A chicken too old to roast is very good when boiled. Truss the chicken firmly. It is well also to tie it in a piece of cheesecloth, to keep it in good shape. It may be stuffed or not. Boiled rice seasoned with butter, pepper, and salt, or celery cut in small pieces, is better to use for boiled chicken than bread stuffing.
Put the chicken into boiling salted water and simmer, allowing twenty minutes to the pound; when done, remove the cloth and cords carefully, spread a little white sauce over the breast, and sprinkle it with chopped parsley. Garnish with parsley, and serve with it egg, oyster, or Bearnaise sauce.
A fowl too old to roast may be made tender and good by braising, and present the same appearance as a roasted chicken.
Prepare it as for roasting, trussing it into good shape. Cut into dice a carrot, turnip, onion, and stalk of celery; put them in a pot with a few slices of salt pork, and on them place the fowl, with a few pieces of salt pork laid over the breast; add a bouquet of parsley, one bay-leaf, three cloves, six peppercorns, also a teaspoonful of salt, and a pint of hot water. Cover the pot closely and let simmer for three hours. If any steam escapes, a little more water may have to be added. When done, rub a little butter over the breast, dredge with flour, and place in the oven a few minutes to brown. Strain the liquor from the braising pot, season to taste, and if necessary thicken with a little brown roux; serve it with the chicken as sauce.
Young spring chickens only are used for broiling. Split them down the back, remove the entrails and the breast bone, wipe them clean, sprinkle with salt and pepper, and rub them with soft butter. Place them on a broiler over a slow fire, the inside down; cover with a pan, and let cook for twenty to twenty-five minutes. Turn, to let the skin side brown when nearly done. Place them on a hot dish, and spread them with maitre d'hotel butter; garnish with parsley or watercress and thin slices of lemon.
Cut a chicken into eleven pieces: two drumsticks, two second joints, two wings, two breasts, three back pieces.
Put the pieces in a saucepan with two tablespoonfuls of butter or drippings; let them brown slightly on both sides, but use care that they do not burn; when a little colored, add enough boiling water to cover them.; add a bouquet of herbs, salt and pepper, and a few slices of salt pork. Simmer until tender.
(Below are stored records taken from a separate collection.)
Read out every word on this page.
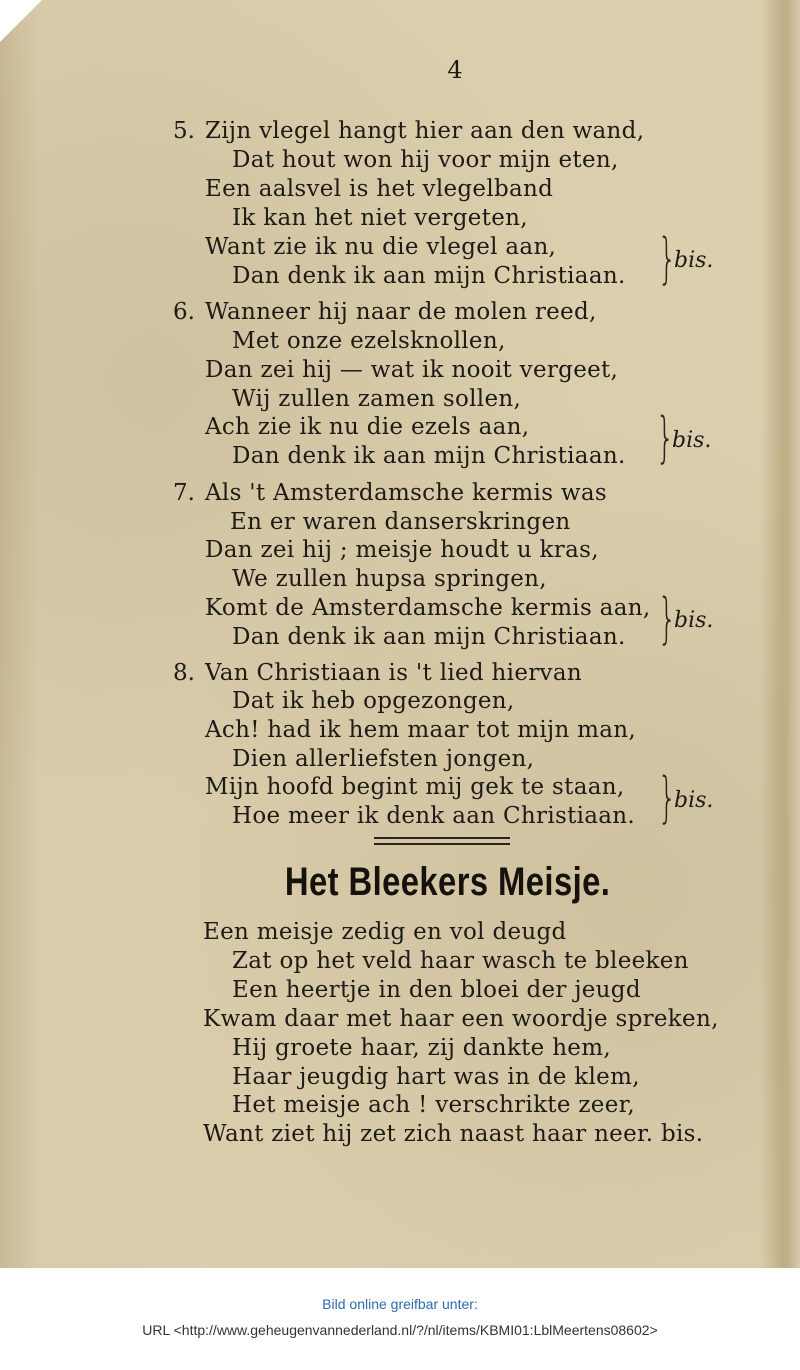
4
5. Zijn vlegel hangt hier aan den wand,
Dat hout won hij voor mijn eten,
Een aalsvel is het vlegelband
Ik kan het niet vergeten,
Want zie ik nu die vlegel aan,
Dan denk ik aan mijn Christiaan. }
bis.
6. Wanneer hij naar de molen reed,
Met onze ezelsknollen,
Dan zei hij — wat ik nooit vergeet,
Wij zullen zamen sollen,
Ach zie ik nu die ezels aan,
Dan denk ik aan mijn Christiaan. }
bis.
7. Als 't Amsterdamsche kermis was
En er waren danserskringen
Dan zei hij ; meisje houdt u kras,
We zullen hupsa springen,
Komt de Amsterdamsche kermis aan,
Dan denk ik aan mijn Christiaan. }
bis.
8. Van Christiaan is 't lied hiervan
Dat ik heb opgezongen,
Ach! had ik hem maar tot mijn man,
Dien allerliefsten jongen,
Mijn hoofd begint mij gek te staan,
Hoe meer ik denk aan Christiaan. }
bis.
Het Bleekers Meisje.
Een meisje zedig en vol deugd
Zat op het veld haar wasch te bleeken
Een heertje in den bloei der jeugd
Kwam daar met haar een woordje spreken,
Hij groete haar, zij dankte hem,
Haar jeugdig hart was in de klem,
Het meisje ach ! verschrikte zeer,
Want ziet hij zet zich naast haar neer. bis.
Bild online greifbar unter:
URL <http://www.geheugenvannederland.nl/?/nl/items/KBMI01:LblMeertens08602>
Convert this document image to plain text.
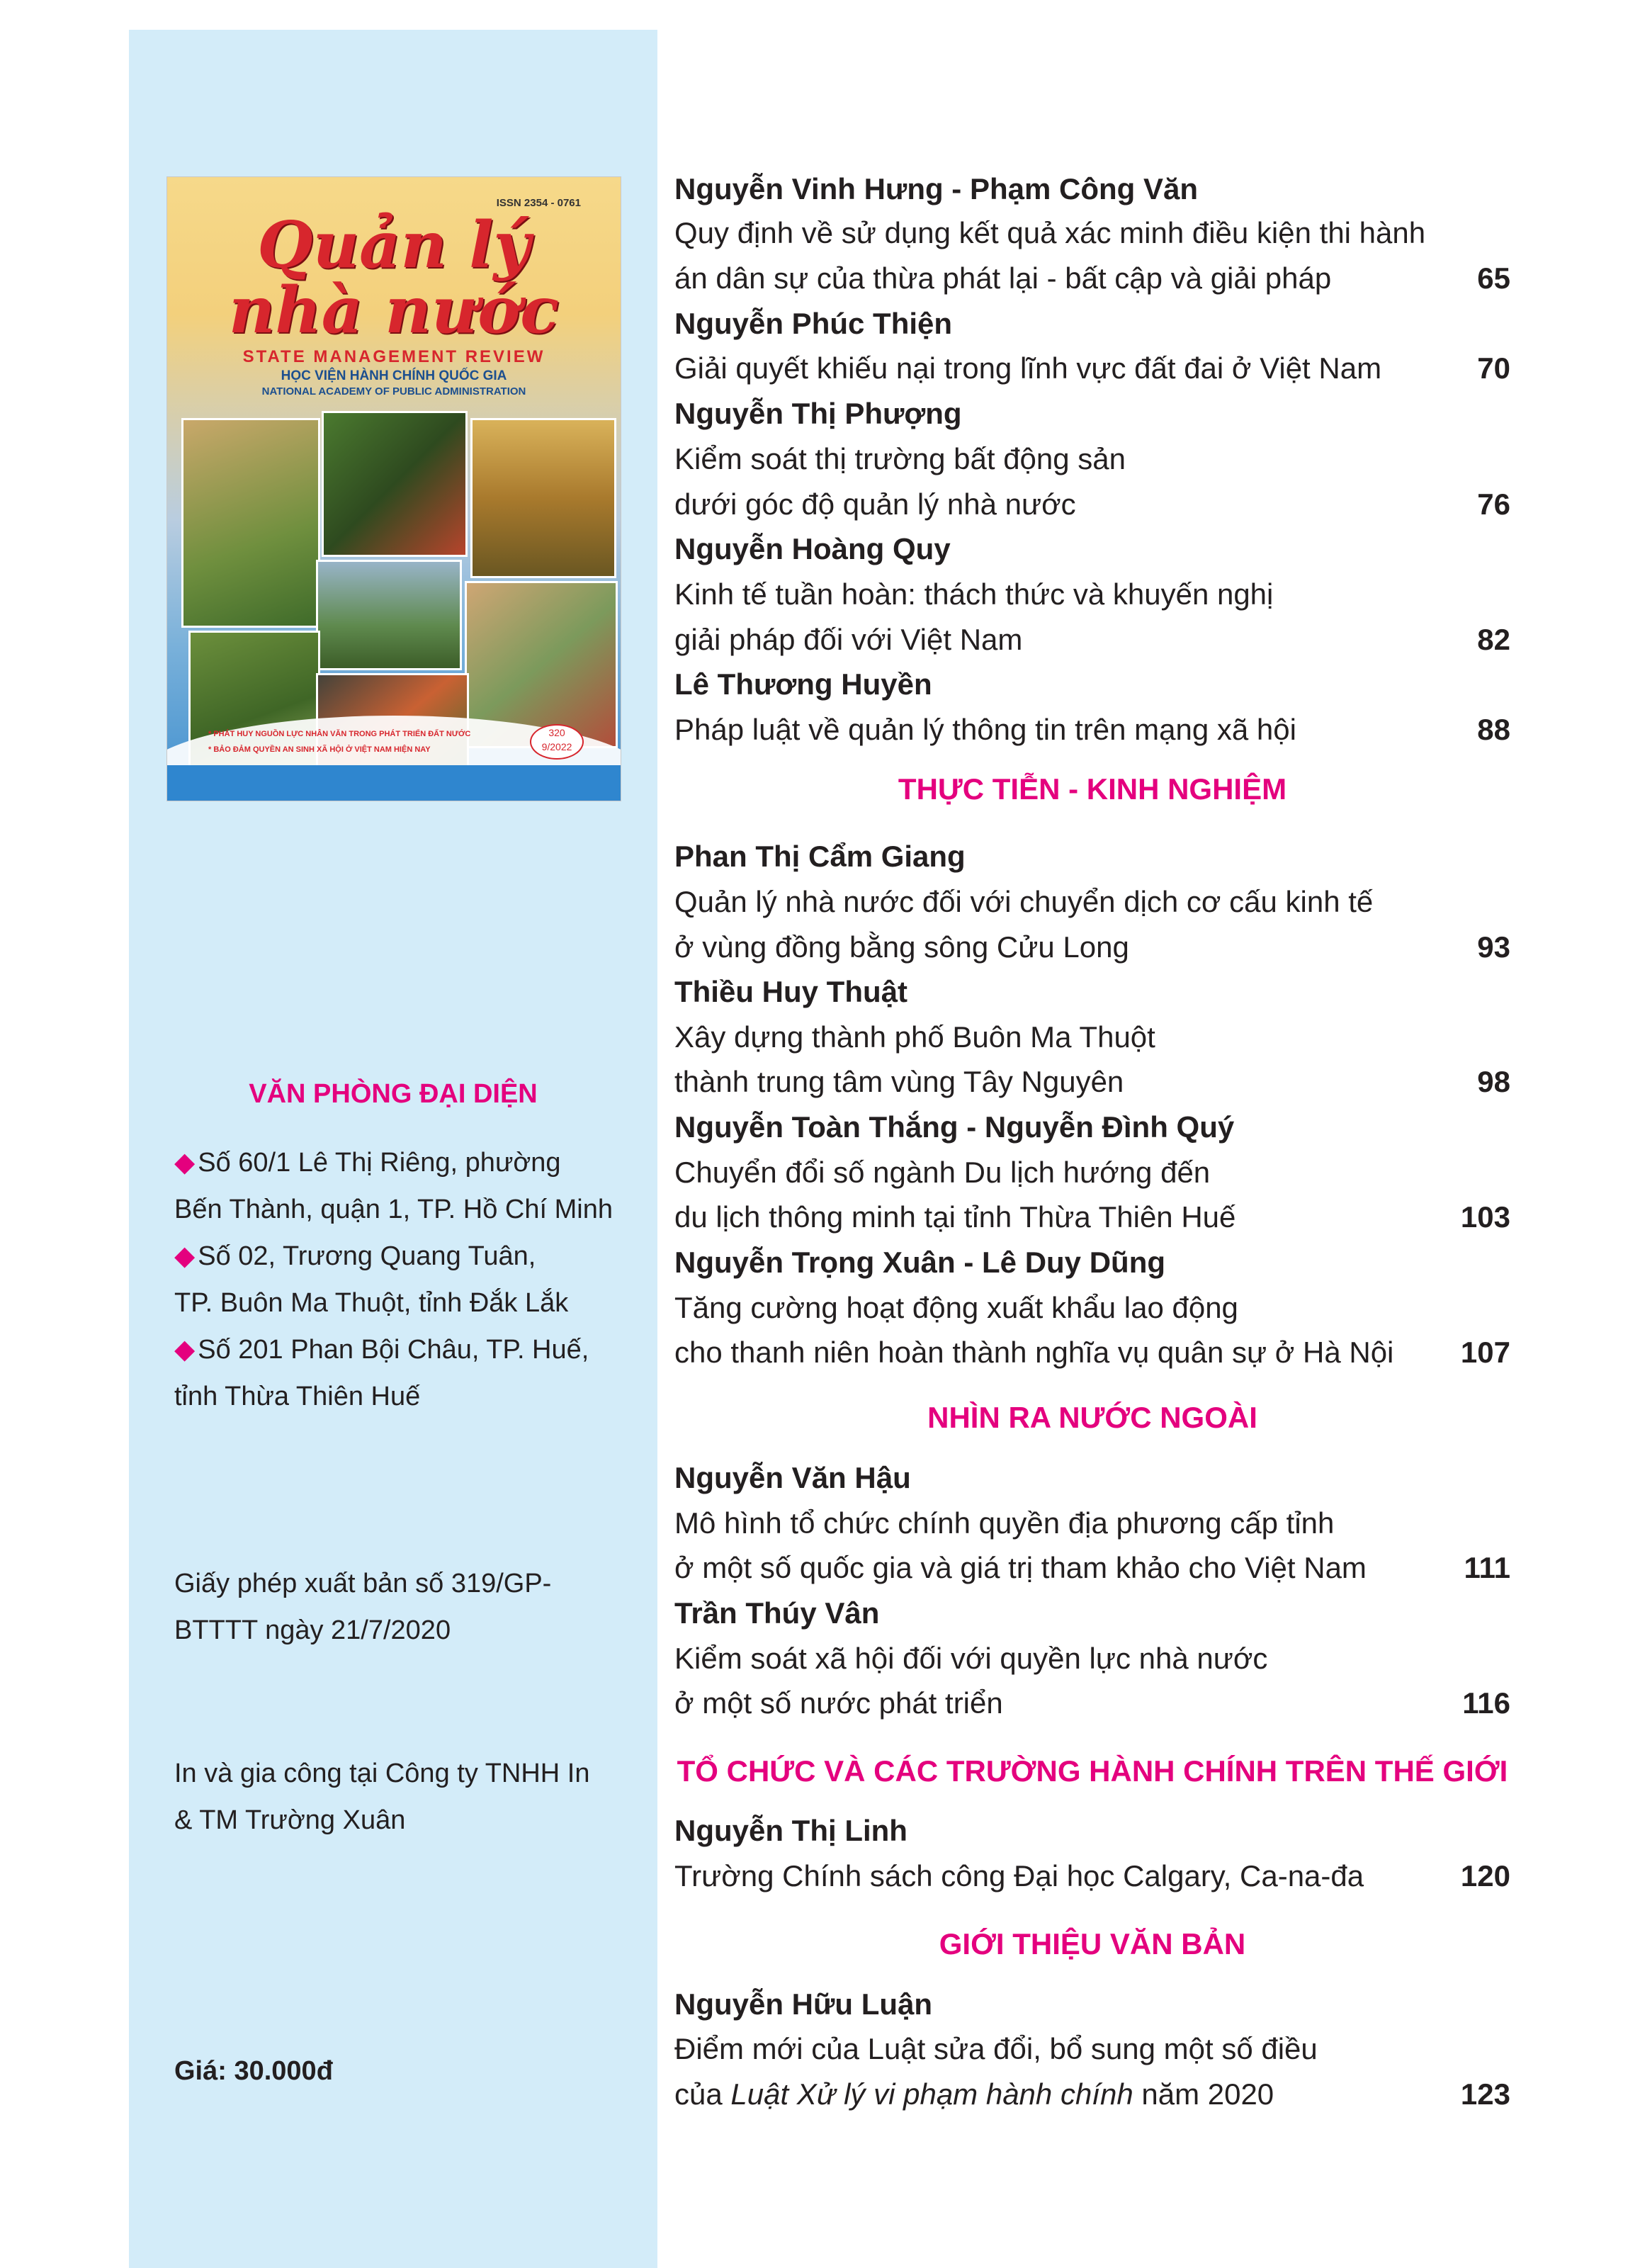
ISSN 2354 - 0761
Quản lý
nhà nước
STATE MANAGEMENT REVIEW
HỌC VIỆN HÀNH CHÍNH QUỐC GIA
NATIONAL ACADEMY OF PUBLIC ADMINISTRATION
* PHÁT HUY NGUỒN LỰC NHÂN VĂN TRONG PHÁT TRIỂN ĐẤT NƯỚC
* BẢO ĐẢM QUYỀN AN SINH XÃ HỘI Ở VIỆT NAM HIỆN NAY
320
9/2022
VĂN PHÒNG ĐẠI DIỆN
◆ Số 60/1 Lê Thị Riêng, phường
Bến Thành, quận 1, TP. Hồ Chí Minh
◆ Số 02, Trương Quang Tuân,
TP. Buôn Ma Thuột, tỉnh Đắk Lắk
◆ Số 201 Phan Bội Châu, TP. Huế,
tỉnh Thừa Thiên Huế
Giấy phép xuất bản số 319/GP-
BTTTT ngày 21/7/2020
In và gia công tại Công ty TNHH In
& TM Trường Xuân
Giá: 30.000đ
Nguyễn Vinh Hưng - Phạm Công Văn
Quy định về sử dụng kết quả xác minh điều kiện thi hành
án dân sự của thừa phát lại - bất cập và giải pháp	65
Nguyễn Phúc Thiện
Giải quyết khiếu nại trong lĩnh vực đất đai ở Việt Nam	70
Nguyễn Thị Phượng
Kiểm soát thị trường bất động sản
dưới góc độ quản lý nhà nước	76
Nguyễn Hoàng Quy
Kinh tế tuần hoàn: thách thức và khuyến nghị
giải pháp đối với Việt Nam	82
Lê Thương Huyền
Pháp luật về quản lý thông tin trên mạng xã hội	88
THỰC TIỄN - KINH NGHIỆM
Phan Thị Cẩm Giang
Quản lý nhà nước đối với chuyển dịch cơ cấu kinh tế
ở vùng đồng bằng sông Cửu Long	93
Thiều Huy Thuật
Xây dựng thành phố Buôn Ma Thuột
thành trung tâm vùng Tây Nguyên	98
Nguyễn Toàn Thắng - Nguyễn Đình Quý
Chuyển đổi số ngành Du lịch hướng đến
du lịch thông minh tại tỉnh Thừa Thiên Huế	103
Nguyễn Trọng Xuân - Lê Duy Dũng
Tăng cường hoạt động xuất khẩu lao động
cho thanh niên hoàn thành nghĩa vụ quân sự ở Hà Nội 107
NHÌN RA NƯỚC NGOÀI
Nguyễn Văn Hậu
Mô hình tổ chức chính quyền địa phương cấp tỉnh
ở một số quốc gia và giá trị tham khảo cho Việt Nam	111
Trần Thúy Vân
Kiểm soát xã hội đối với quyền lực nhà nước
ở một số nước phát triển	116
TỔ CHỨC VÀ CÁC TRƯỜNG HÀNH CHÍNH TRÊN THẾ GIỚI
Nguyễn Thị Linh
Trường Chính sách công Đại học Calgary, Ca-na-đa	120
GIỚI THIỆU VĂN BẢN
Nguyễn Hữu Luận
Điểm mới của Luật sửa đổi, bổ sung một số điều
của Luật Xử lý vi phạm hành chính năm 2020	123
Arrange the pieces neatly on a dish, using the best ones outside, and pour over them a gravy made as follows: Strain the liquor from the pot and take off the fat. Make a white roux of one tablespoonful of butter and two of flour; add to it slowly a cupful of the liquor from the pot; season to taste; remove from the fire, and when a little cool add a cupful of cream or milk beaten up with two or three yolks of eggs. Place again on the fire until the eggs are a little thickened, but do not let it boil, or they will curdle. A tablespoonful of sherry may be added, if liked, or a half can of mushrooms. A border of rice may be placed around the chicken, or softened toast used under the chicken.
To make a brown fricassee, sprinkle the pieces of chicken, after they are simmered until tender, with salt, pepper, and flour, and place them in the oven to brown. Make a brown instead of a white roux, and omit the cream or milk.